A partitioned table is really more like a collection of individual tables stitched together. So your in example of clustering by IncidentKey
and partition by IncidentDate
, say that the partitioning function splits the tables into two partitions so that 1/1/2010 is in partition 1 and 7/1/2010 is partition two. The data will be layed out on disk as:
Partition 1:
IncidentKey Date
ABC123 1/1/2010
ABC123 1/1/2011
XYZ999 1/1/2010
Partition 2:
IncidentKey Date
ABC123 7/1/2010
XYZ999 7/1/2010
At a low level there really are two, distinct rowsets. Is the query processor that gives the illusion of a single table by creating plans that seek, scan and update all rowsets together, as one.
Any row in any non-clustered index will have have the clustered index key to which it corresponds, say ABC123,7/1/2010
. Since the clustered index key always contains the partitioning key column, the engine will always know in what partition (rowset) of the clustered index to search for this value (in this case, in partition 2).
Now whenever you're dealing with partitioning you must consider if your NC indexes will be aligned (NC index is partitioned exactly the same as the clustered index) or non-aligned (NC index is non-partitioned, or partitioned differently from clustered index). Non-aligned indexes are more flexible, but they have some drawbacks:
Using aligned indexes solves these issues, but brings its own set of problems, because this physical, storage design, option ripples into the data model:
- aligned indexes mean unique constrains can no longer be created/enforced (except for the partitioning column)
- all foreign keys referencing the partitioned table must include the partitioning key in the relation (since the partitioning key is, due to alignment, in every index), and this in turn requires that all tables referencing the partitioned table contain partitioning key column value. Think Orders->OrderDetails, if Orders have OrderID but is partitioned by OrderDate, then OrderDetails must contain not only OrderID, but also OrderDate, in order to properly declare the foreign key constraint.
These effects I found seldom called out at the beginning of a project that deploys partitioning, but they exists and have serious consequences.
If you think aligned indexes are a rare or extreme case, then consider this: in many cases the cornerstone of ETL and partitioning solutions is the fast switch in of staging tables.
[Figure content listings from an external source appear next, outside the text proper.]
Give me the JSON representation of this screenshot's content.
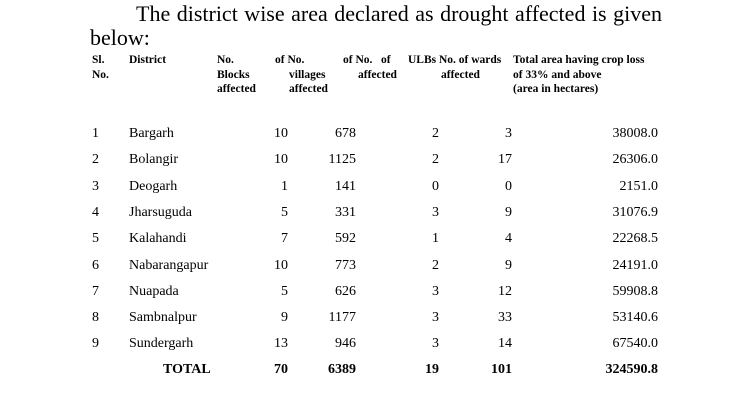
{
  "intro": "The district wise area declared as drought affected is given below:",
  "headers": {
    "sl": [
      "Sl.",
      "No."
    ],
    "district": [
      "District"
    ],
    "blocks": [
      "No.",
      "Blocks",
      "affected"
    ],
    "villages": [
      "of No.",
      "villages",
      "affected"
    ],
    "ulbs": [
      "of No.   of",
      "affected"
    ],
    "wards": [
      "ULBs No. of wards",
      "affected"
    ],
    "area": [
      "Total area having crop loss",
      "of 33% and above",
      "(area  in hectares)"
    ]
  },
  "rows": [
    {
      "sl": "1",
      "district": "Bargarh",
      "blocks": "10",
      "villages": "678",
      "ulbs": "2",
      "wards": "3",
      "area": "38008.0"
    },
    {
      "sl": "2",
      "district": "Bolangir",
      "blocks": "10",
      "villages": "1125",
      "ulbs": "2",
      "wards": "17",
      "area": "26306.0"
    },
    {
      "sl": "3",
      "district": "Deogarh",
      "blocks": "1",
      "villages": "141",
      "ulbs": "0",
      "wards": "0",
      "area": "2151.0"
    },
    {
      "sl": "4",
      "district": "Jharsuguda",
      "blocks": "5",
      "villages": "331",
      "ulbs": "3",
      "wards": "9",
      "area": "31076.9"
    },
    {
      "sl": "5",
      "district": "Kalahandi",
      "blocks": "7",
      "villages": "592",
      "ulbs": "1",
      "wards": "4",
      "area": "22268.5"
    },
    {
      "sl": "6",
      "district": "Nabarangapur",
      "blocks": "10",
      "villages": "773",
      "ulbs": "2",
      "wards": "9",
      "area": "24191.0"
    },
    {
      "sl": "7",
      "district": "Nuapada",
      "blocks": "5",
      "villages": "626",
      "ulbs": "3",
      "wards": "12",
      "area": "59908.8"
    },
    {
      "sl": "8",
      "district": "Sambnalpur",
      "blocks": "9",
      "villages": "1177",
      "ulbs": "3",
      "wards": "33",
      "area": "53140.6"
    },
    {
      "sl": "9",
      "district": "Sundergarh",
      "blocks": "13",
      "villages": "946",
      "ulbs": "3",
      "wards": "14",
      "area": "67540.0"
    }
  ],
  "total": {
    "label": "TOTAL",
    "blocks": "70",
    "villages": "6389",
    "ulbs": "19",
    "wards": "101",
    "area": "324590.8"
  }
}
Switch in operations require aligned indexes.
Oh, one more thing: all my argument about foreign keys and the ripple effect of adding the partitioning column value to other tables applies equally to joins.
For what you want to do, I would recommend the following (which is pretty much what you were thinking).
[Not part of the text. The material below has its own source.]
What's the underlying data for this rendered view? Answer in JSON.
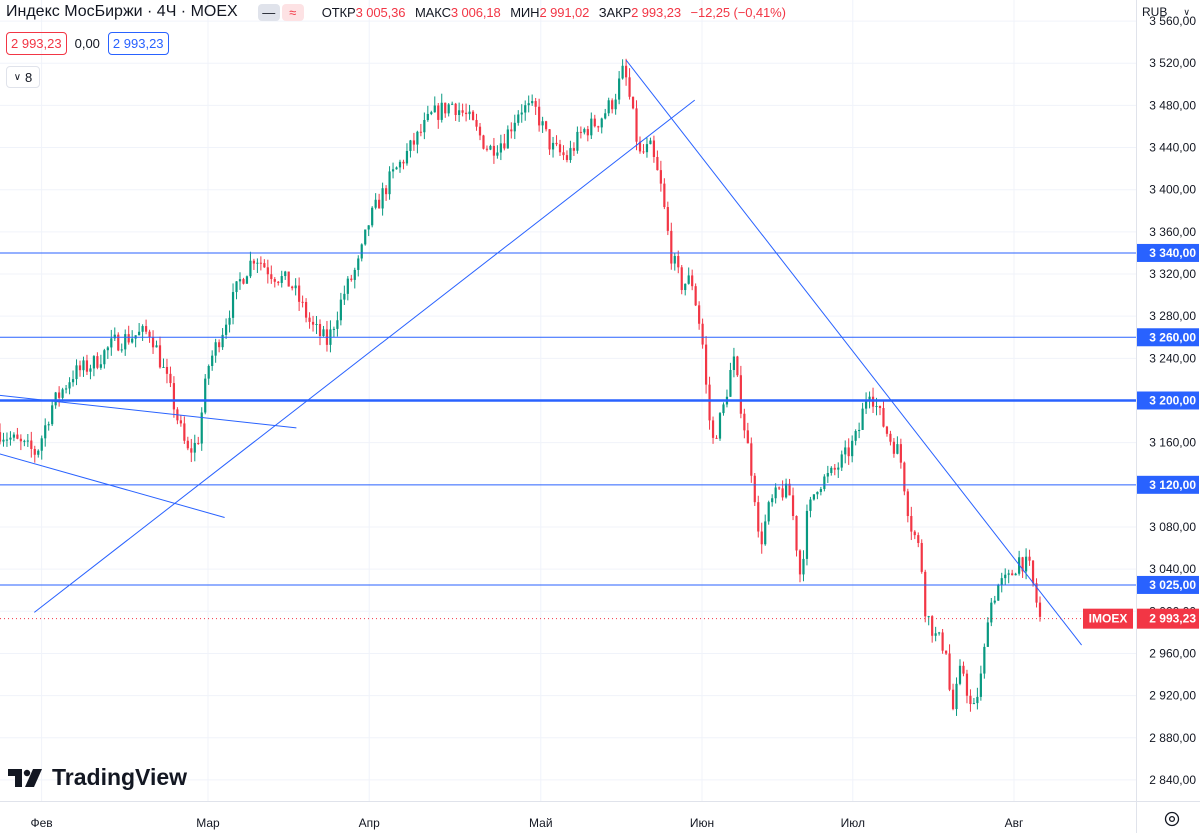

1> Create history tables for the historic data you have - keep the schemas as similar as possible. Split up by some logical grouping (such as year/month) based on how they are going to be queried (say you need to report with in month/year as well as all). Do not worry about the table size of the splits unless they are getting into the TB size range (your dbms should handle it) just make sure that they are appropriately indexed for the queries that need to be run. You should consider putting these onto a different disk to the active data if performance is an issue.
2> Create a routine to move data from the active table to the relevant historic table. Run this periodically. As a practice rebuild the indexes on the table that has had the data removed from it, and maybe update the table statistics. Easiest way to do this is to write a sql script.
3> Consider the reporting you want to do. If you want to only have to deal with 1 table when writing queries, create a view that joins the archived tables together. Create indexes on all the tables to suite the view. This way if you want all the data, select from the view. If you want data from a specific year/month, query that table. The view will look something like:
create view view_all_data as
select "Jan12" as month,a.* from data_Jan12 a
union
select "Feb12" as month,b.* from data_Feb12 b
....
I am assuming here that the system is not a highly used transactional system and that you have windows of low usage to run the analysis queries. If you need to maintain high levels of performance, you may like to do the above in a separate database (separate hardware) and port across the new data that you get from backups.
Best Answer
You need one partition for that many records. Not 1000. Certainly not 1000/year. This is not a problem that requires partitioning. It looks to me like you've decided on the solution before fully stating and analysing the problem.
Reading between the lines, it sounds like you're implementing a mulit-tenant system and have already decided that partitioning is the way to do that. Right?
If so: wrong approach. Start with a single table. Partition if/when you need to for performance and maintenance reasons. With a DB of this scale it is very unlikely that you will ever need to, it's tiny.
Because the constraint exclusion code isn't super smart, try to stick to low partition counts. I prefer tens or hundreds at most.
Yes, it's very wasteful in terms of planning and execution time.
What's the difference between a partition and a single table with a composite key? I've never seen a legal or regulatory code that goes down to the level of actually specifying database structure, other than maybe PCI, and not in this way.
Details please.
Use one table, a composite key, and some composite indexes. If useful/necessary, use partial indexes for sub-ranges.